Flight School From Scratch

Source: NATO Training Mission-Afghanistan (ntm-a.com)

February 28, 2010

Combined Air Power Transition Force/538th Air Expeditionary Advisory Squadron
Story by Lt. Col. James Piel, Commander, 538th Air Expeditionary Advisory Squadron

“Shohna Ba Shohna”-- here we stand as the Afghan expression says “Shoulder-to-Shoulder”, eight USAF C-27 Pilots and Loadmasters, and the 7 Afghan Pilots and Loadmasters, working together to build the future of the Afghanistan National Army Air Corps. On Jan. 26, 2010, these brave men surpassed a small but significant milestone for the C-27 program, the first 100 flight hours in Afghanistan.

Together with just three planes, long days, and a ton of vision, they have built an entire flight school from scratch in just 60 days. Now the C-27 Flying Training Unit, run by the 538th Air Expeditionary Advisor Squadron, is in full swing, planning to graduate the first qualified Afghan Pilots and Loadmasters in Feb. 2010, with a steady stream of students and new aircraft to follow for the rest of the year.

The cross section of experience for the new Afghan pilots is wide and varied. The first student, a Lieutenant, graduated from USAF pilot training last Jun after spending over a year training in the T-6 trainer at Columbus AFB, MS. He was the first Afghan pilot to attend and graduate USAF pilot training in over 50 years. The following two pilots are both veteran fliers, one a former Mig-21 pilot and the other a former An-32 pilot who just returned from English language and basic instrument flight training in San Antonio, Texas.

All the Afghan loadmasters have extensive experience flying in the An-32 and are adapting to their new aircraft with great enthusiasm. The Afghan C-27 training consists of sixty hours of extensive academics and aircraft familiarization followed by 50 hours of flight training. For the pilots this includes both day and night flights in instrument and visual conditions, and normal and emergency procedure patterns and instrument approaches. The fast pace training program will result in their earning an initial qualification in the C-27. Follow on training will result in a special mission qualification in night vision goggles, tactical arrival and departures and air drop certification.

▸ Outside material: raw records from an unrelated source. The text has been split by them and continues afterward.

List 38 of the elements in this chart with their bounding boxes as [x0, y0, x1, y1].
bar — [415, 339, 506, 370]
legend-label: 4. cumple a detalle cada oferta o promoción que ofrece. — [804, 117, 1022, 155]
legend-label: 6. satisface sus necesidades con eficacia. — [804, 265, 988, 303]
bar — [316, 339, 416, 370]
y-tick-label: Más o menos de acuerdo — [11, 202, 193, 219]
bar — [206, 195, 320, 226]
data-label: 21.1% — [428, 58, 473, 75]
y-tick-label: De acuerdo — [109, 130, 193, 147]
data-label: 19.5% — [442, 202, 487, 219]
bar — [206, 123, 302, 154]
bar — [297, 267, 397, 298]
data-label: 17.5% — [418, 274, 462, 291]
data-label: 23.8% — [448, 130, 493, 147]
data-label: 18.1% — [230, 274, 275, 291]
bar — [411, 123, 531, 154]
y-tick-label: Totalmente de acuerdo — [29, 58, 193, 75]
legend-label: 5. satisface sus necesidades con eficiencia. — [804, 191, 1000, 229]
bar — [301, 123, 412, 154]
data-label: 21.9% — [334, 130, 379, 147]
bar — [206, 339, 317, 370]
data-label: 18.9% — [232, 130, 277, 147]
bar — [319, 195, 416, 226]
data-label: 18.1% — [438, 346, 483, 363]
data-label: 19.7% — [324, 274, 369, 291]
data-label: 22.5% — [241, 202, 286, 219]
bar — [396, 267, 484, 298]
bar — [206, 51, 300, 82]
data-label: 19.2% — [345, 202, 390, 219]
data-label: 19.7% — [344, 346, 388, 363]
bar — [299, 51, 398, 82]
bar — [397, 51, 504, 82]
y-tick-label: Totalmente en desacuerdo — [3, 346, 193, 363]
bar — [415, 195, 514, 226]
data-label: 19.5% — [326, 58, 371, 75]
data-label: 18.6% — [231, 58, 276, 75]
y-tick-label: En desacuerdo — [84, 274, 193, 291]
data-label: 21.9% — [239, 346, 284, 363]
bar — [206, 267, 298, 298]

The Afghan student loadmasters fly together with the Afghan student pilots and will become qualified loadmasters in the C-27 with follow-on training that mirrors that of the pilots. The end result will be highly trained and skilled all-weather, day/night, mission qualified professional aviators ready to lead the way ahead for those who will follow in their footsteps. A heavy burden and responsibility, but one they have shown great courage to take hold of and charge forward. Together, “Shohna Ba Shohna”, the Afghan aircrews and US instructors are forging Afghanistan’s future air power to ensure the stability, peace and Enduring Freedom in a region plagued by war for decades…the future holds great promise.